Publication year - 2013
Publication title -
advanced functional materials
Language(s) - English
Resource type - Journals
SCImago Journal Rank - 6.069
H-Index - 322
eISSN - 1616-3028
pISSN - 1616-301X
DOI - 10.1002/adfm.201200510
Subject(s) - spider silk , sequence (biology) , biopolymer , materials science , spider , crystallinity , silk , polymer , biological system , nanotechnology , computer science , biology , zoology , composite material , genetics
The mechanical properties of spider silks drive interest as sources of new materials. However, there remains a lot to learn regarding the relationships between sequence, structure, and mechanical properties. In order to predict the types of sequence–functional relationships, synthesis–characterization–computation are integrated using recombinant spider silk‐like block copolymers. Two designs are studied, both with origins from the spider Nephila clavipes . These proteins are studied both experimentally and in silico to understand the relationships between sequence chemistry, processing, structure, and materials function.
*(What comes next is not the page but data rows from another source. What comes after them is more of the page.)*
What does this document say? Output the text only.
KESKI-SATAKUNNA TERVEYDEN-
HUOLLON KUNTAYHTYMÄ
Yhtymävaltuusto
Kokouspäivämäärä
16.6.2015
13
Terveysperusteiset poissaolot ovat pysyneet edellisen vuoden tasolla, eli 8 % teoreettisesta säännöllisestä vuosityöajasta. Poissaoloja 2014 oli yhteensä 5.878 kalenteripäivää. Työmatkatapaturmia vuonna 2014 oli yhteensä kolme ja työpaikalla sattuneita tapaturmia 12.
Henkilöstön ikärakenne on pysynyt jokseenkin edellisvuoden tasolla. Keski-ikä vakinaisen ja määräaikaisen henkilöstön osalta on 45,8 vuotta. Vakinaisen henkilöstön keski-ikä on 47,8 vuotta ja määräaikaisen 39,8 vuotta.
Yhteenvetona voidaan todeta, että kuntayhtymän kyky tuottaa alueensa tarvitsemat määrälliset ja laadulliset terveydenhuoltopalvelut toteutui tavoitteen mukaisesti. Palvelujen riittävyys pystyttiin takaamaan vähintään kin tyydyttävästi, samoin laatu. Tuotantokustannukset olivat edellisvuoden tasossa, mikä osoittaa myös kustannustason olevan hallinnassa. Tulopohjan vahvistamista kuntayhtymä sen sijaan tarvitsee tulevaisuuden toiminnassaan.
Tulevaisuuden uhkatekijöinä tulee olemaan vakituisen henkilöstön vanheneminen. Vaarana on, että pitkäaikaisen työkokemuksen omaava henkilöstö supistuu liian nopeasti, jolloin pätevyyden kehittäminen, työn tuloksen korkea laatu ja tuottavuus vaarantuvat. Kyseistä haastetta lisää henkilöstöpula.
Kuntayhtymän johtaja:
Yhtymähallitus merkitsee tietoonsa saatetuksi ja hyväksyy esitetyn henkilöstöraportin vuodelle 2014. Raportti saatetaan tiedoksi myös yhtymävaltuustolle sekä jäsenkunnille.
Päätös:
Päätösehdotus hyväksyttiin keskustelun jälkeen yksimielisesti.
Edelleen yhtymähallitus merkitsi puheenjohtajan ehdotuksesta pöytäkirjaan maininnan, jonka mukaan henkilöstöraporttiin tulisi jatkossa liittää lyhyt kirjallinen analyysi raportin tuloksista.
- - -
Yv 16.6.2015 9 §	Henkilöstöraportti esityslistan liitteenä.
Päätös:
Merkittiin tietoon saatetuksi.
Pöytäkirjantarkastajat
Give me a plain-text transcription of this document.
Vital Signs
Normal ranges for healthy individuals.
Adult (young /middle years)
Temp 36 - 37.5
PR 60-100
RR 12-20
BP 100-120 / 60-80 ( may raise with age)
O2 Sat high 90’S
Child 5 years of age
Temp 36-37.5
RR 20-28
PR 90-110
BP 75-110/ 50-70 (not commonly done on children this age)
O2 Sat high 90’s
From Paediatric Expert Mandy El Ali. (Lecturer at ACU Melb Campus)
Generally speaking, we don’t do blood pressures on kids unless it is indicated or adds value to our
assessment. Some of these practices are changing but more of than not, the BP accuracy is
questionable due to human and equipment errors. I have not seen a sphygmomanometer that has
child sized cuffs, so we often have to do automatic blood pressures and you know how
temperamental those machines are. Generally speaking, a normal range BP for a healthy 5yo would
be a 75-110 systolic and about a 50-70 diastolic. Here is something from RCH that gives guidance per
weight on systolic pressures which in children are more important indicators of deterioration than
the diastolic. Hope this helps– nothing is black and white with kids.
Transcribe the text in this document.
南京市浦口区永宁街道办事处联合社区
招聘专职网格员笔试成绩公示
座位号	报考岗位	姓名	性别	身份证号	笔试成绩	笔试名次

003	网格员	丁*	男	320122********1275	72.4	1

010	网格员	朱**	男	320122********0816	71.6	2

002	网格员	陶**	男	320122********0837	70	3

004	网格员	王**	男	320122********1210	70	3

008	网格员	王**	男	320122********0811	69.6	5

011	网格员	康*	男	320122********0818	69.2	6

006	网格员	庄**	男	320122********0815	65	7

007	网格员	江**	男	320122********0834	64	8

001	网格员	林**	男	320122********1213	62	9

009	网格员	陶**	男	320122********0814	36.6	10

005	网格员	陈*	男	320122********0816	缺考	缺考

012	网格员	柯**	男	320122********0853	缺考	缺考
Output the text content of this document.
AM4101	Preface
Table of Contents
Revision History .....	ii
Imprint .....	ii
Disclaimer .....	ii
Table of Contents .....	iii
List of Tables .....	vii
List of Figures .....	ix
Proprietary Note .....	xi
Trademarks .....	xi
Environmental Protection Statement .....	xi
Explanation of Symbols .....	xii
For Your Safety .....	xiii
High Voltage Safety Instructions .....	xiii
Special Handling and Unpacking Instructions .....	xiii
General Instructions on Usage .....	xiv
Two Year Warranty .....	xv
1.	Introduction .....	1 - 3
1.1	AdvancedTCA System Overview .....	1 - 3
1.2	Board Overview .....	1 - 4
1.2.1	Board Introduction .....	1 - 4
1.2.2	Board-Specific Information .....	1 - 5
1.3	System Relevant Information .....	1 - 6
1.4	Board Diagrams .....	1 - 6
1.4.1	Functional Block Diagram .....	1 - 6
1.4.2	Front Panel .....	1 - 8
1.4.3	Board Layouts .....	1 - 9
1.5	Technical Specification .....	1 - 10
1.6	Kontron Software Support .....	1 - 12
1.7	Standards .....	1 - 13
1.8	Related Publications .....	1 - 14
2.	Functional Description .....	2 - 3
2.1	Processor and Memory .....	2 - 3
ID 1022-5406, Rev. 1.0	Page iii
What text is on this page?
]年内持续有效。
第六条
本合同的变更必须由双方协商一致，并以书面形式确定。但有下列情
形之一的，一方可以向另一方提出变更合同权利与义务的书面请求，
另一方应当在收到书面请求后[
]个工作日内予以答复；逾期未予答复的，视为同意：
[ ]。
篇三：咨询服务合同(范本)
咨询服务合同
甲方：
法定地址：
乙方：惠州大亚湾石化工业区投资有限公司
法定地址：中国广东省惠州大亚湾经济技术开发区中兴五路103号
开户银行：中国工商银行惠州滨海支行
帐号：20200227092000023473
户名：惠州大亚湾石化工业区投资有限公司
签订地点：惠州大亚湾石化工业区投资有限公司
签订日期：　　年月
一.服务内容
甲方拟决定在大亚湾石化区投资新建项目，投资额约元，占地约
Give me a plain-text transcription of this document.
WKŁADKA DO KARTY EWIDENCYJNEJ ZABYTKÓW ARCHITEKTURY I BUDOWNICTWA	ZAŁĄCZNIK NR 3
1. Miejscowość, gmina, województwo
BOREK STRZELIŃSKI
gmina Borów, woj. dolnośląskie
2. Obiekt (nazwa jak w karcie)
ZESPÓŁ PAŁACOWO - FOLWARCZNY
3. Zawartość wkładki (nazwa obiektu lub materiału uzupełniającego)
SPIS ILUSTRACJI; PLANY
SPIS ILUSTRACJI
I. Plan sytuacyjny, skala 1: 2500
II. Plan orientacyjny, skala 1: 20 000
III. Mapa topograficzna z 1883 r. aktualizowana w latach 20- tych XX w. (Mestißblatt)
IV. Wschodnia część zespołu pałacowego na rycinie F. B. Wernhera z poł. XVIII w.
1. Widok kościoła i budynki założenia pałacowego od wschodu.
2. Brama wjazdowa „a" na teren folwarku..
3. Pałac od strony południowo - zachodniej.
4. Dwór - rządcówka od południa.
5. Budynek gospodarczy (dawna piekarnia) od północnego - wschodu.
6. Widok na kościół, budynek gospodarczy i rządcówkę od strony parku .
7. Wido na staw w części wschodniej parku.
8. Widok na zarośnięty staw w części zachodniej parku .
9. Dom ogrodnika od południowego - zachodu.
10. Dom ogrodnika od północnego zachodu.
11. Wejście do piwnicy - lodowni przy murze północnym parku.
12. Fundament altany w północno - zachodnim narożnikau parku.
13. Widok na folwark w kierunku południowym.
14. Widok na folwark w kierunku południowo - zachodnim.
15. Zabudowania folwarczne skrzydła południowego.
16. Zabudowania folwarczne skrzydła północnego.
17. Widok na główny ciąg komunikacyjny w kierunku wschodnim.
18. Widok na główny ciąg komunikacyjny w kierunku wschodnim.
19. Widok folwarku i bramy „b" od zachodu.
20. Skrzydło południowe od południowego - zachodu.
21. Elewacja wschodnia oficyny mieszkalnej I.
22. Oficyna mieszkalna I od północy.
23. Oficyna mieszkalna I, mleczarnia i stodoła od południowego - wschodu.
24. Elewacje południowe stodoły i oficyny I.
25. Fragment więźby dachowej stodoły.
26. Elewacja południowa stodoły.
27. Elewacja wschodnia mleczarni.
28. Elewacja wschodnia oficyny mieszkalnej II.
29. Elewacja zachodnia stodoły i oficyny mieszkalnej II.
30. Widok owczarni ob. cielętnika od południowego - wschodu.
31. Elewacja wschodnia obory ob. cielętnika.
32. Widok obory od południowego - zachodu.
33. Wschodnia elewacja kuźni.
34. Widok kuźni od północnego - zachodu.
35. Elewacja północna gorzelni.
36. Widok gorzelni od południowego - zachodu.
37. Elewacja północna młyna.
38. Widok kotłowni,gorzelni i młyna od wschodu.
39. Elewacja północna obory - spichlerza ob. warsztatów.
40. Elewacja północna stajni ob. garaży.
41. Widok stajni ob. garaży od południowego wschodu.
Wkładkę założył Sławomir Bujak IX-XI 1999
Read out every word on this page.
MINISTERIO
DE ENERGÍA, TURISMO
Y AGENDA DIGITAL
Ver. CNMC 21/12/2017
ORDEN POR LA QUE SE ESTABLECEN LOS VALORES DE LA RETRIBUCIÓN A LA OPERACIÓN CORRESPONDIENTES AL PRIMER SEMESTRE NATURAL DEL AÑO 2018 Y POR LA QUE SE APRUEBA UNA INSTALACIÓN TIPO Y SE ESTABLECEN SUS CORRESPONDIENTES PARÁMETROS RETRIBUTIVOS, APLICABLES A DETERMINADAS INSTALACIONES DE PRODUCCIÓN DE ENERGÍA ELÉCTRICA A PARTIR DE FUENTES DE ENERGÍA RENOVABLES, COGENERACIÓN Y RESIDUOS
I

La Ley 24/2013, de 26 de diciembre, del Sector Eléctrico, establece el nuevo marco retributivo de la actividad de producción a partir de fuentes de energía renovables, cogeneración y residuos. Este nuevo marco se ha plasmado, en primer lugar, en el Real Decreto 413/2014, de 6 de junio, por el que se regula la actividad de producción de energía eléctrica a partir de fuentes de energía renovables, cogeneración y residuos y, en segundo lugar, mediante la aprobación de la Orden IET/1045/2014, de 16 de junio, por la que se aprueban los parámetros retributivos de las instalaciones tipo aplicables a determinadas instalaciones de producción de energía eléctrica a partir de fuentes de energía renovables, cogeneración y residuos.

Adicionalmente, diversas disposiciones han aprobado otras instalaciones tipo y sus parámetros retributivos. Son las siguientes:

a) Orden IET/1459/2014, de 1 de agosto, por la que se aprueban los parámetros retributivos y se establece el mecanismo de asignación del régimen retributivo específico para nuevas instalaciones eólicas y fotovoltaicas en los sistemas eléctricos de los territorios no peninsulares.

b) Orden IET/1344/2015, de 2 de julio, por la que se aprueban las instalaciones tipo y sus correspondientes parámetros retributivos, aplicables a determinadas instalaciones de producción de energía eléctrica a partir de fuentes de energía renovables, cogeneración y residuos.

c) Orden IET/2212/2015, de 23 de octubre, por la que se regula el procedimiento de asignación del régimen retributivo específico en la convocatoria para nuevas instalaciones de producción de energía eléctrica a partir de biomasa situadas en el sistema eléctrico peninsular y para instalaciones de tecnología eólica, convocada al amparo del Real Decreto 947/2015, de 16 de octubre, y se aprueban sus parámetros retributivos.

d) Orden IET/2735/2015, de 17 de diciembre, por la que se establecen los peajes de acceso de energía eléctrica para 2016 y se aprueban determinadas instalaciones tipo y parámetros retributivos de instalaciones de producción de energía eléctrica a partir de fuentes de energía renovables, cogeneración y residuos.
Films formed from the two proteins are thoroughly characterized. In parallel, molecular modeling is used to assess the propensity of the two sequences to form β ‐sheets or crystalline structures. The results demonstrate that the modeling predicts the structural differences between the two silk‐like polymers and these features can also be related to differences in functional outcomes. With this example of relating sequence design (hydrophobic–hydrophilic domains), experiment (genetic design and synthesis), processing (film and fiber formation) and modeling (predictions of crystallinity), synergy among these methods is demonstrated for predictable material outcomes. This approach offers a robust discovery path when looking towards next generation approaches to targeted materials outcomes.